WeakLabel3D-Net: A Complete Framework for Real-Scene LiDAR Point Clouds Weakly Supervised Multi-Tasks Understanding

Kangcheng Liu*, Yuzhi Zhao, Zhi Gao*, Ben M. Chen*

*Corresponding author for this work

Research output: Chapters, Conference Papers, Creative and Literary WorksRGC 32 - Refereed conference paper (with host publication)peer-review

18 Citations (Scopus)

Abstract

Existing state-of-the-art 3D point clouds understanding methods only perform well in a fully supervised manner. To the best of our knowledge, there exists no unified framework which simultaneously solves the downstream highlevel understanding tasks, especially when labels are extremely limited. This work presents a general and simple framework to tackle point clouds understanding when labels are limited. We propose a novel unsupervised region expansion based clustering method for generating clusters.
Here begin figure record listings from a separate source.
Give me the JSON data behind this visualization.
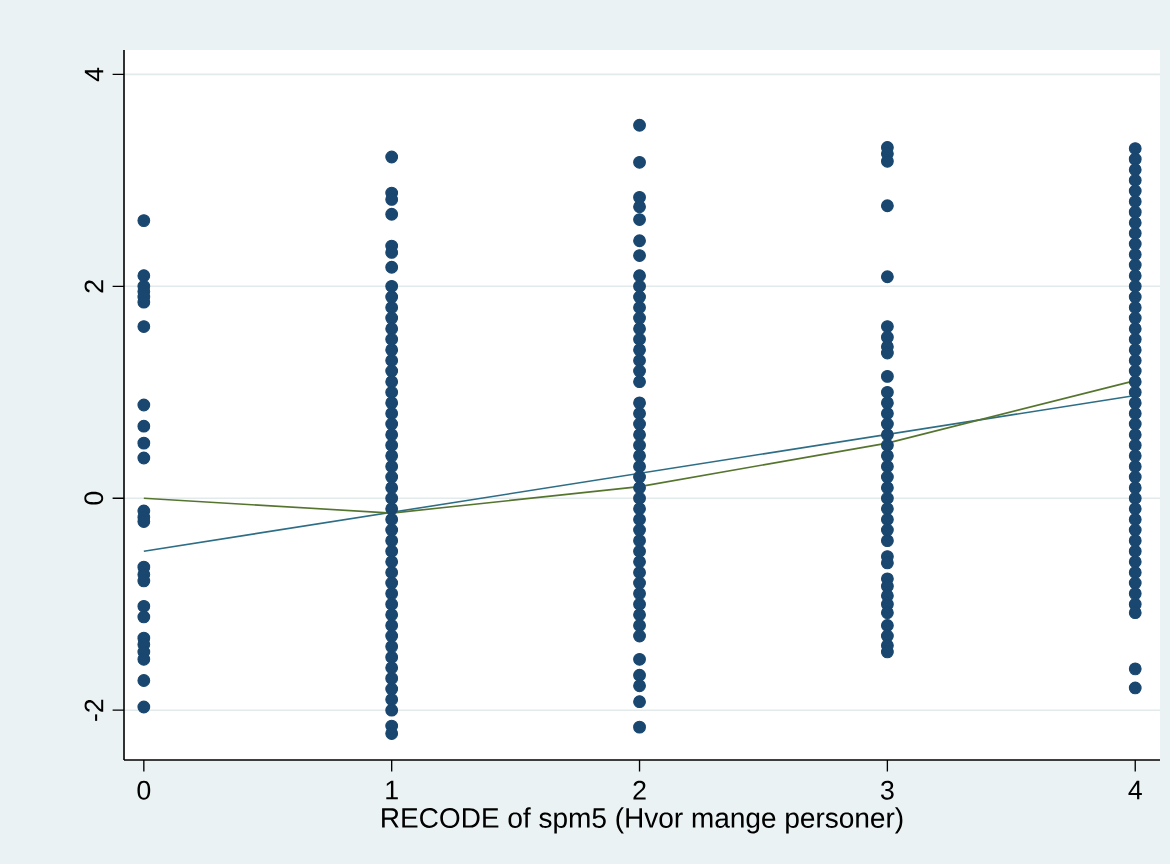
{
  "chart_data": {
    "type": "scatter",
    "xlabel": "RECODE of spm5 (Hvor mange personer)",
    "xlim": [
      -0.08,
      4.1
    ],
    "ylim": [
      -2.47,
      4.23
    ],
    "xticks": [
      0,
      1,
      2,
      3,
      4
    ],
    "yticks": [
      -2,
      0,
      2,
      4
    ],
    "grid": "y",
    "series": [
      {
        "type": "scatter",
        "color": "#1a476f",
        "marker": "circle",
        "x": [
          0,
          0,
          0,
          0,
          0,
          0,
          0,
          0,
          0,
          0,
          0,
          0,
          0,
          0,
          0,
          0,
          0,
          0,
          0,
          0,
          0,
          0,
          0,
          0,
          0,
          1,
          1,
          1,
          1,
          1,
          1,
          1,
          1,
          1,
          1,
          1,
          1,
          1,
          1,
          1,
          1,
          1,
          1,
          1,
          1,
          1,
          1,
          1,
          1,
          1,
          1,
          1,
          1,
          1,
          1,
          1,
          1,
          1,
          1,
          1,
          1,
          1,
          1,
          1,
          1,
          1,
          1,
          1,
          1,
          1,
          1,
          1,
          1,
          1,
          1,
          2,
          2,
          2,
          2,
          2,
          2,
          2,
          2,
          2,
          2,
          2,
          2,
          2,
          2,
          2,
          2,
          2,
          2,
          2,
          2,
          2,
          2,
          2,
          2,
          2,
          2,
          2,
          2,
          2,
          2,
          2,
          2,
          2,
          2,
          2,
          2,
          2,
          2,
          2,
          2,
          2,
          2,
          2,
          2,
          2,
          2,
          3,
          3,
          3,
          3,
          3,
          3,
          3,
          3,
          3,
          3,
          3,
          3,
          3,
          3,
          3,
          3,
          3,
          3,
          3,
          3,
          3,
          3,
          3,
          3,
          3,
          3,
          3,
          3,
          3,
          3,
          3,
          3,
          3,
          3,
          3,
          3,
          4,
          4,
          4,
          4,
          4,
          4,
          4,
          4,
          4,
          4,
          4,
          4,
          4,
          4,
          4,
          4,
          4,
          4,
          4,
          4,
          4,
          4,
          4,
          4,
          4,
          4,
          4,
          4,
          4,
          4,
          4,
          4,
          4,
          4,
          4,
          4,
          4,
          4,
          4,
          4,
          4,
          4,
          4,
          4,
          4,
          4,
          4
        ],
        "values": [
          2.62,
          2.1,
          2.0,
          1.95,
          1.9,
          1.85,
          1.62,
          0.88,
          0.68,
          0.52,
          0.38,
          -0.12,
          -0.18,
          -0.22,
          -0.65,
          -0.72,
          -0.78,
          -1.02,
          -1.12,
          -1.32,
          -1.38,
          -1.45,
          -1.52,
          -1.72,
          -1.97,
          3.22,
          2.88,
          2.82,
          2.68,
          2.38,
          2.32,
          2.18,
          2.0,
          1.9,
          1.8,
          1.7,
          1.6,
          1.5,
          1.4,
          1.3,
          1.2,
          1.1,
          1.0,
          0.9,
          0.8,
          0.7,
          0.6,
          0.5,
          0.4,
          0.3,
          0.2,
          0.1,
          0.0,
          -0.1,
          -0.2,
          -0.3,
          -0.4,
          -0.5,
          -0.6,
          -0.7,
          -0.8,
          -0.9,
          -1.0,
          -1.1,
          -1.2,
          -1.3,
          -1.4,
          -1.5,
          -1.6,
          -1.7,
          -1.8,
          -1.9,
          -2.0,
          -2.15,
          -2.22,
          3.52,
          3.17,
          2.84,
          2.75,
          2.63,
          2.43,
          2.29,
          2.1,
          2.0,
          1.9,
          1.8,
          1.7,
          1.6,
          1.5,
          1.4,
          1.3,
          1.2,
          1.1,
          0.9,
          0.8,
          0.7,
          0.6,
          0.5,
          0.4,
          0.3,
          0.2,
          0.1,
          0.0,
          -0.1,
          -0.2,
          -0.3,
          -0.4,
          -0.5,
          -0.6,
          -0.7,
          -0.8,
          -0.9,
          -1.0,
          -1.1,
          -1.2,
          -1.3,
          -1.52,
          -1.67,
          -1.77,
          -1.92,
          -2.16,
          3.31,
          3.25,
          3.18,
          2.76,
          2.09,
          1.62,
          1.52,
          1.43,
          1.37,
          1.15,
          1.0,
          0.9,
          0.8,
          0.7,
          0.6,
          0.5,
          0.4,
          0.3,
          0.2,
          0.1,
          0.0,
          -0.1,
          -0.2,
          -0.3,
          -0.4,
          -0.55,
          -0.61,
          -0.76,
          -0.83,
          -0.92,
          -1.0,
          -1.08,
          -1.2,
          -1.3,
          -1.39,
          -1.45,
          3.3,
          3.2,
          3.1,
          3.0,
          2.9,
          2.8,
          2.7,
          2.6,
          2.5,
          2.4,
          2.3,
          2.2,
          2.1,
          2.0,
          1.9,
          1.8,
          1.7,
          1.6,
          1.5,
          1.4,
          1.3,
          1.2,
          1.1,
          1.0,
          0.9,
          0.8,
          0.7,
          0.6,
          0.5,
          0.4,
          0.3,
          0.2,
          0.1,
          0.0,
          -0.1,
          -0.2,
          -0.3,
          -0.4,
          -0.5,
          -0.6,
          -0.7,
          -0.8,
          -0.9,
          -1.0,
          -1.08,
          -1.61,
          -1.79
        ]
      },
      {
        "type": "line",
        "color": "#2d6d85",
        "marker": "none",
        "x": [
          0,
          4
        ],
        "values": [
          -0.5,
          0.97
        ]
      },
      {
        "type": "line",
        "color": "#55752f",
        "marker": "none",
        "x": [
          0,
          1,
          2,
          3,
          4
        ],
        "values": [
          0.0,
          -0.14,
          0.11,
          0.52,
          1.11
        ]
      }
    ]
  }
}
More importantly, we innovatively propose to learn to merge the over-divided clusters based on the local low-level geometric property similarities and the learned high-level feature similarities supervised by weak labels. Hence, the true weak labels guide pseudo labels merging taking both geometric and semantic feature correlations into consideration. Finally, the self-supervised data augmentation optimization module is proposed to guide the propagation of labels among semantically similar points within a scene. Experimental Results demonstrate that our framework has the best performance among the three most important weakly supervised point clouds understanding tasks including semantic segmentation, instance segmentation, and object detection even when limited points are labeled.
Original languageEnglish
Title of host publication2022 International Conference on Robotics and Automation (ICRA)
PublisherIEEE
Pages5108-5115
ISBN (Electronic)978-1-7281-9681-7
ISBN (Print)978-1-7281-9682-4
DOIs
Publication statusPublished - 2022
Event2022 IEEE International Conference on Robotics and Automation (ICRA) -
Duration: 23 May 2022 → …

Conference

Conference2022 IEEE International Conference on Robotics and Automation (ICRA)
Period23/05/22 → …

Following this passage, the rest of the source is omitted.